Not able to pass value from one view controller to another on storyboard

Question

I have a problem I am calling WSLogin class from my Loginviewcontroller . and it successfully return my sessionId of User. then I am storing this sessionId into string and sending this value to Searchviewcontroller but not successfully submit value to Searchviewcontroller .

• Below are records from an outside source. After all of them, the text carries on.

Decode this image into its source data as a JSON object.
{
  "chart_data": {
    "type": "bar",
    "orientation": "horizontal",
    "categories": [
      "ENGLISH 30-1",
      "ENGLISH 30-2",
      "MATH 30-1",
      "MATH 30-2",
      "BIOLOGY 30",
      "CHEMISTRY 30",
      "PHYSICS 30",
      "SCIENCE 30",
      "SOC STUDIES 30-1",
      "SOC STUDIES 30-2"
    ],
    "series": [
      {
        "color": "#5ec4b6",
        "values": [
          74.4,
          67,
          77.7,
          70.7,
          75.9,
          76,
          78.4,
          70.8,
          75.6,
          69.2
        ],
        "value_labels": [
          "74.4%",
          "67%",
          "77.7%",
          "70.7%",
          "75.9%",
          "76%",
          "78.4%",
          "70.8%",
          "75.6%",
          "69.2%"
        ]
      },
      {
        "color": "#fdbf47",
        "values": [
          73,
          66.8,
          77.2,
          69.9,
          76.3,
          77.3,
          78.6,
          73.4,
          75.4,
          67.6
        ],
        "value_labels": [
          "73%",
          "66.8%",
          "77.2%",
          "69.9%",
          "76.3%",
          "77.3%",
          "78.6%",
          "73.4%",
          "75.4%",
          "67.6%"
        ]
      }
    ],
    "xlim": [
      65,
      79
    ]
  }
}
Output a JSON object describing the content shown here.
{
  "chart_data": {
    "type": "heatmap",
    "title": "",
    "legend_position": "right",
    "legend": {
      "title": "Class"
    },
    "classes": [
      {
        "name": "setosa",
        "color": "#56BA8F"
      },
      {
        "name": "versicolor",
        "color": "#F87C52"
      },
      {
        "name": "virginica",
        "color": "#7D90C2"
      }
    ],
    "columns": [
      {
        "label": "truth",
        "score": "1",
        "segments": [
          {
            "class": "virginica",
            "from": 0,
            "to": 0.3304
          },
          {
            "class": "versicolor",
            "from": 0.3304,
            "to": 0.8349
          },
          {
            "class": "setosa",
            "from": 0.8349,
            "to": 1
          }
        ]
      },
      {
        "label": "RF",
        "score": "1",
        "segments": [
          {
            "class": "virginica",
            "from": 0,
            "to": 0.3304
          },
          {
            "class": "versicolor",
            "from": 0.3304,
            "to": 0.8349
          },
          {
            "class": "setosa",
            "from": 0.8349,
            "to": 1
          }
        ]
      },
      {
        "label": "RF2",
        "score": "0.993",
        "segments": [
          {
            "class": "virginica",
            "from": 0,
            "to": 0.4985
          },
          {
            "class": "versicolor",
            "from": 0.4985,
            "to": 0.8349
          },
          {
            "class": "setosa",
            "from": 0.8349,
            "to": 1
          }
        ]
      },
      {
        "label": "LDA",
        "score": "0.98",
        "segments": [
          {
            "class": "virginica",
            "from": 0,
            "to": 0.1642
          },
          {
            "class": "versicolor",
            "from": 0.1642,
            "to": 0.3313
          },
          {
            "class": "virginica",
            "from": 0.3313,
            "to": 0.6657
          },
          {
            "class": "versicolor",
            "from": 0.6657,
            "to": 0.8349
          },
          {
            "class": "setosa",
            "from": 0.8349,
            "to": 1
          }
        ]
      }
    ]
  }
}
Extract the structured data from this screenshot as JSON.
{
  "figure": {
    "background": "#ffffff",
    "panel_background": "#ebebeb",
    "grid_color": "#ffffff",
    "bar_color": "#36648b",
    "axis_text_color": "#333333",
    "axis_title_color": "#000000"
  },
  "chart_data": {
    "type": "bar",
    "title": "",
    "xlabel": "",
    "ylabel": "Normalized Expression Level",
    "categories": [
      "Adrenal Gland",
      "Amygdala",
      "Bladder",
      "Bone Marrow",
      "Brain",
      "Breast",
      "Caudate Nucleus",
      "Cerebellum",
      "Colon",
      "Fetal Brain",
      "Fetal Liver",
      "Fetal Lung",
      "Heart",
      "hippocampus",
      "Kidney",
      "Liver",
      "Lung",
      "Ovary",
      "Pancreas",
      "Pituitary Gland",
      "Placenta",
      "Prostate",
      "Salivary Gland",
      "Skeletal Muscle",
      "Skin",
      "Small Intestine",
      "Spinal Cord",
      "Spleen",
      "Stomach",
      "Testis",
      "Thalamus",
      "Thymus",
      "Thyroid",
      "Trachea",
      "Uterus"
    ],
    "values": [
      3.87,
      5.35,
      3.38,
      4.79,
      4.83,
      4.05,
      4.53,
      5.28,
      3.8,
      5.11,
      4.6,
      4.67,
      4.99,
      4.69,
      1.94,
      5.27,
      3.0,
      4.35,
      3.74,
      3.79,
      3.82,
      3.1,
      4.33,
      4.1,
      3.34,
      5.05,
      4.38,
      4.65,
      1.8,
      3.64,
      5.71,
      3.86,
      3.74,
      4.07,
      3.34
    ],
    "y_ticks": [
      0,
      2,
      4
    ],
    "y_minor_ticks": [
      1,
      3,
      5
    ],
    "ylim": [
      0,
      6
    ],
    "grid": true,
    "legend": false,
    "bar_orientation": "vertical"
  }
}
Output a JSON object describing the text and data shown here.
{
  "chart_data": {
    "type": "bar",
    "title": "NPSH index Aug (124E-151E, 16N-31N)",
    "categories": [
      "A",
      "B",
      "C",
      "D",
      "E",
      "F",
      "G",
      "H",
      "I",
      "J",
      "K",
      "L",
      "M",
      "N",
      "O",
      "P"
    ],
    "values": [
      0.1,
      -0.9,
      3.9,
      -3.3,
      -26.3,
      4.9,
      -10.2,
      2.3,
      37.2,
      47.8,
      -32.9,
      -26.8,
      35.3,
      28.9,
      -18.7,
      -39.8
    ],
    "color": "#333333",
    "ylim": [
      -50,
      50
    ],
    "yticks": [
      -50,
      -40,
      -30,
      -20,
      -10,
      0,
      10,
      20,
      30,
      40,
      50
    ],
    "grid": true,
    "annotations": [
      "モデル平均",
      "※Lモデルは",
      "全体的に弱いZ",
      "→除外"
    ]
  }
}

when I succesfully login then I move to Searchviewcontroller through tab-bar controller. I generate NSLog in searchviewcontroller to check the value of session when I click on searchtabbar after successfully login then on NSLog session id = null return to me kindly tell me how I can fix this problem?

This is the code

// LoginViewController.m file 
-(IBAction)Login:(id)sender
{
    wsobject = [[WSLogin alloc] init];
    sessId = wsobject.sessionId;
    NSLog(@"sessionidd = %@",sessId);
// it successfully return session id 
}

-(void) prepareForSegue:(UIStoryboardSegue *)segue sender:(id)sender
{

    SearchViewController *afc = (SearchViewController *) segue.destinationViewController;
    afc.sessionId = sessId;
// i have create sessionId property in SearchViewController 
}
// SearhViewController.m file 
- (void)viewDidLoad
{
    [super viewDidLoad];
    NSLog(@"sessionId = %@",sessionId);
//printing sessionId value but getting Null here when click on Searhtabbar
}

Answer 1

I'm asuming that you've already perpare segues for the same and in identity inspector gave it a name, say "goToNextView". Now put the following code where you're jumping to next view controller

-(IBAction)methodName:(id)sender
{
    [self performSegueWithIdentifier:@"goToNextView" sender:self];
}

Then in your code modify prepare for segue delegate method like this

 - (void)prepareForSegue:(UIStoryboardSegue *)segue sender:(id)sender {
            if ([segue.identifier isEqualToString:@"goToNextView"]) {
         DestinatonViewController *controller = segue.destinationViewController
        // set the properties value you want for destination View Controller
                controller.propertyName = yourValue;

Hope this will help..